Anna* had previously worked as a domestic worker in Hong Kong. Having faced alleged wrongful dismissal, she has sought compensation against her employer and the chance to clear her employment record. Anna’s case has faced complications at the Labour Tribunal, creating the need to secure legal aid as her claim progresses deeper into Hong Kong’s court system.
WHEN INTERNATIONAL MIGRANT WORKERS NEED LOCAL LEGAL AID
Anna’s case is likely just one of many that fail without legal aid. Having returned home to the Philippines, Anna faced responsibilities for parents and children that prevent her from easily returning to Hong Kong. The Labour Tribunal had rejected her request to use a video link to give evidence, leading to an appeal to the High Court.

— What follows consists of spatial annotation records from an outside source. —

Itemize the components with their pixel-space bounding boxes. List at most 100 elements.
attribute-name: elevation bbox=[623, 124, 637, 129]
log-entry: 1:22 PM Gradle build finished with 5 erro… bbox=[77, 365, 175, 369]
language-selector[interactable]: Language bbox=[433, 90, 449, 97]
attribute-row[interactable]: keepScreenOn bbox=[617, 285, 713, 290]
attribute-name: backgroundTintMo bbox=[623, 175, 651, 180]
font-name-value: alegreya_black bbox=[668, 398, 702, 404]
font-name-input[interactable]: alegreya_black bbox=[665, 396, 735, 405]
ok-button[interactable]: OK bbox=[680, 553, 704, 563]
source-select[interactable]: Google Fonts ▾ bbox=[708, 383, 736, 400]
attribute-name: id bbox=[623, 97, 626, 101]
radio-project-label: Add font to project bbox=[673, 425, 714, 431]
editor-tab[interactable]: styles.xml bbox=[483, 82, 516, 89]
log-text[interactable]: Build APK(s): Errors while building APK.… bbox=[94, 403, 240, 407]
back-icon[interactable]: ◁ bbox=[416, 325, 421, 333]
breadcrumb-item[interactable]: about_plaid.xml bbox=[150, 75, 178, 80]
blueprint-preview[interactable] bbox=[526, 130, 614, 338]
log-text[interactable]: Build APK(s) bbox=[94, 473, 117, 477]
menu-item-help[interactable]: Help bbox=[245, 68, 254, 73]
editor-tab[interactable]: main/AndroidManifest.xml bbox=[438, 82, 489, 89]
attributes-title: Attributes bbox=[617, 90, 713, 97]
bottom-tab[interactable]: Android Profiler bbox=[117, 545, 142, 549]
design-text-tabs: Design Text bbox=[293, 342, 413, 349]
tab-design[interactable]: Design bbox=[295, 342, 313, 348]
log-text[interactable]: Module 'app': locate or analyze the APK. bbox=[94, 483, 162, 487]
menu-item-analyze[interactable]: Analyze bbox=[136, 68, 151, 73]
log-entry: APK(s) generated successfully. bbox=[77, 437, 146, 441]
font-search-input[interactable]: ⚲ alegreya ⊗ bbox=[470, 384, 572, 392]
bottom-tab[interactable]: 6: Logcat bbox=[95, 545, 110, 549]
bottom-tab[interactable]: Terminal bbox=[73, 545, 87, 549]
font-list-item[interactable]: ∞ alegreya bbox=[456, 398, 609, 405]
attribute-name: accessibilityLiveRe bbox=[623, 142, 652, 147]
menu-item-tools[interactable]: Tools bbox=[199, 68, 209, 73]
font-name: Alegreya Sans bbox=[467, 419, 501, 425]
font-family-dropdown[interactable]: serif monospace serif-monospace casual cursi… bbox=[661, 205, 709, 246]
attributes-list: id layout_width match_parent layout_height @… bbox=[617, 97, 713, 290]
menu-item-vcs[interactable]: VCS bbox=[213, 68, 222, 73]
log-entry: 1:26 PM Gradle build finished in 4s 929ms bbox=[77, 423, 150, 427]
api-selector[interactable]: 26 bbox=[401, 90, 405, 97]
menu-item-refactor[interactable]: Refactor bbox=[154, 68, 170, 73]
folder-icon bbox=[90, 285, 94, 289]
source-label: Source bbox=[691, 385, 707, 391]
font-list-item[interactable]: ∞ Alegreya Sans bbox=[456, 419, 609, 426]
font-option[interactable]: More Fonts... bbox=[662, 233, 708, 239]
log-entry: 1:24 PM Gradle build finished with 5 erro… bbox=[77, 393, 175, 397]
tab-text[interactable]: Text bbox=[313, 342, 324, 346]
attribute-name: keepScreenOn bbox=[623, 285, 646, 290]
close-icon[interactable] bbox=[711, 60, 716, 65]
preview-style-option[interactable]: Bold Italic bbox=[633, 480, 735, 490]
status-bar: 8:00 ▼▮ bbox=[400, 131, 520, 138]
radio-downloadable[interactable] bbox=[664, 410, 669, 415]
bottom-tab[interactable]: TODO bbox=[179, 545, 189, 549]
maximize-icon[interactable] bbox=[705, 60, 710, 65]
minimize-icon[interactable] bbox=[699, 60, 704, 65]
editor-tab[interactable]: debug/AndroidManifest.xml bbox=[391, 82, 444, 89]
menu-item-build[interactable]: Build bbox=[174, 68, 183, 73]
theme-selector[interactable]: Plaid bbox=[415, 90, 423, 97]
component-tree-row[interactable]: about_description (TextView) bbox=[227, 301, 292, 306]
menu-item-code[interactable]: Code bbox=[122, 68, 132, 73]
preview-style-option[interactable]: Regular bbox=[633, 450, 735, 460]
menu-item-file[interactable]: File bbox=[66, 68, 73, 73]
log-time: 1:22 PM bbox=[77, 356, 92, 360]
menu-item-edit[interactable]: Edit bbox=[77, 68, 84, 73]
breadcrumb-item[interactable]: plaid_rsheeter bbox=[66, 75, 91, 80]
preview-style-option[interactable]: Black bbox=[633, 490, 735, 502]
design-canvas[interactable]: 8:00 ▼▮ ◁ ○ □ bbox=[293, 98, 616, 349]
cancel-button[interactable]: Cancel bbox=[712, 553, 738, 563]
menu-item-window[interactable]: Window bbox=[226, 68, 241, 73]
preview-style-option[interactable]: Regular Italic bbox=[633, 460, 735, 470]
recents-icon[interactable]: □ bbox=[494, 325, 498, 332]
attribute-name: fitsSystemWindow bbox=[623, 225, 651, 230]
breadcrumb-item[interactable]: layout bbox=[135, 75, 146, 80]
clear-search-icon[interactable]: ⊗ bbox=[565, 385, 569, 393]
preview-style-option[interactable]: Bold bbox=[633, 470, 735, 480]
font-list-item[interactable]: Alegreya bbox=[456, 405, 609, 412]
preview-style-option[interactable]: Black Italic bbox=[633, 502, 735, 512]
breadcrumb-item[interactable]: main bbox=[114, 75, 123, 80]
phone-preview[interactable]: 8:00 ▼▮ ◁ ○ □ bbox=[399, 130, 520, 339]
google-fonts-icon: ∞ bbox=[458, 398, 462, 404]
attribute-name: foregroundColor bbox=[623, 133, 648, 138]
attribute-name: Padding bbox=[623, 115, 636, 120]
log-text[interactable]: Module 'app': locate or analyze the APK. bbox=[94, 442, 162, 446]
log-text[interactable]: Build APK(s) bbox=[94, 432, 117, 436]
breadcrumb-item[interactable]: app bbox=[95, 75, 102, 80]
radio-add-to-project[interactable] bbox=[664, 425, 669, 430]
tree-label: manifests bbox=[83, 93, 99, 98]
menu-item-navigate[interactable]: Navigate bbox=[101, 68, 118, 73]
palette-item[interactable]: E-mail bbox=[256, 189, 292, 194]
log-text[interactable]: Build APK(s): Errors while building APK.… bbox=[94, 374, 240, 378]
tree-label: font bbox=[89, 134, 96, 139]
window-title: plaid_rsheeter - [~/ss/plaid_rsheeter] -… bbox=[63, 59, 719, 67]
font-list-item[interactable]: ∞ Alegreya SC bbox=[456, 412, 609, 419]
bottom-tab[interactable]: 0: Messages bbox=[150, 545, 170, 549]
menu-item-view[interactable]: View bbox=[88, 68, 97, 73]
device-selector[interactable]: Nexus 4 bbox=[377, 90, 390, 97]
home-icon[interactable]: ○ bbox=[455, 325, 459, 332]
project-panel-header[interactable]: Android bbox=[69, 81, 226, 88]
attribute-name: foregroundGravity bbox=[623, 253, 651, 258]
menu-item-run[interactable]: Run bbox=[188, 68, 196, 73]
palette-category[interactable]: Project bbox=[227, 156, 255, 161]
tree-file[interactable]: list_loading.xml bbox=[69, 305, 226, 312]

Without legal aid to pay for the impending court fees, her case was all but dead.
AT ISSUE: DOES THE CLAIM OR THE LAW JUSTIFY LEGAL AID?
The Director of the Legal Aid Department refused Anna’s application, stating that her compensation claim was too small to justify legal aid, given the court costs involved.2
Fortunately, the appeals officer sided with Anna, concluding that costs alone are not enough to decide whether a plaintiff could receive legal aid. Anna’s personal circumstances, prospects of a clean employment record and access to justice were just as important.3
For Anna of course, the claim was not small at all. Together, her case would amount to over six months of her family’s income in the Philippines.
THE CASE CONTINUES, BUT A PRECEDENT OFFERS HOPE FOR OTHERS
Despite the victory, securing legal aid is only another step in Anna’s case. She now faces a separate High Court hearing over her application to appear via video link for her case in the Labour Tribunal. The outcome of the appeal will determine whether she can progress with her claim.
For other workers, however, this successful appeal offers hope. There are many who must return home before they can bring their case, and access to legal aid after they have left Hong Kong could make the difference between obtaining just compensation and remaining empty handed. Hopefully, future applicants can build on this successful application and those with valid claims can more easily pursue them, even after returning home.
* The appellant’s real name has been changed to protect her identity.
1 The underlying case was referred to JWB by HELP for Domestic Workers. Support at the Labour Tribunal has been provided by the Hong Kong Confederation of Trade Unions and Dechert LLP. Client support in the Philippines provided by the International Pro Bono Alliance.
2 The Director referred to s.10(3)(c) of the Legal Aid Ordinance (Cap. 91).
3 Additionally, the Master agreed with the appellant’s suggestion that the Director could exercise discretion to waive the need to repay the legal aid if she won the case. This could have a significant impact on the amount of compensation Anna could ultimately recover.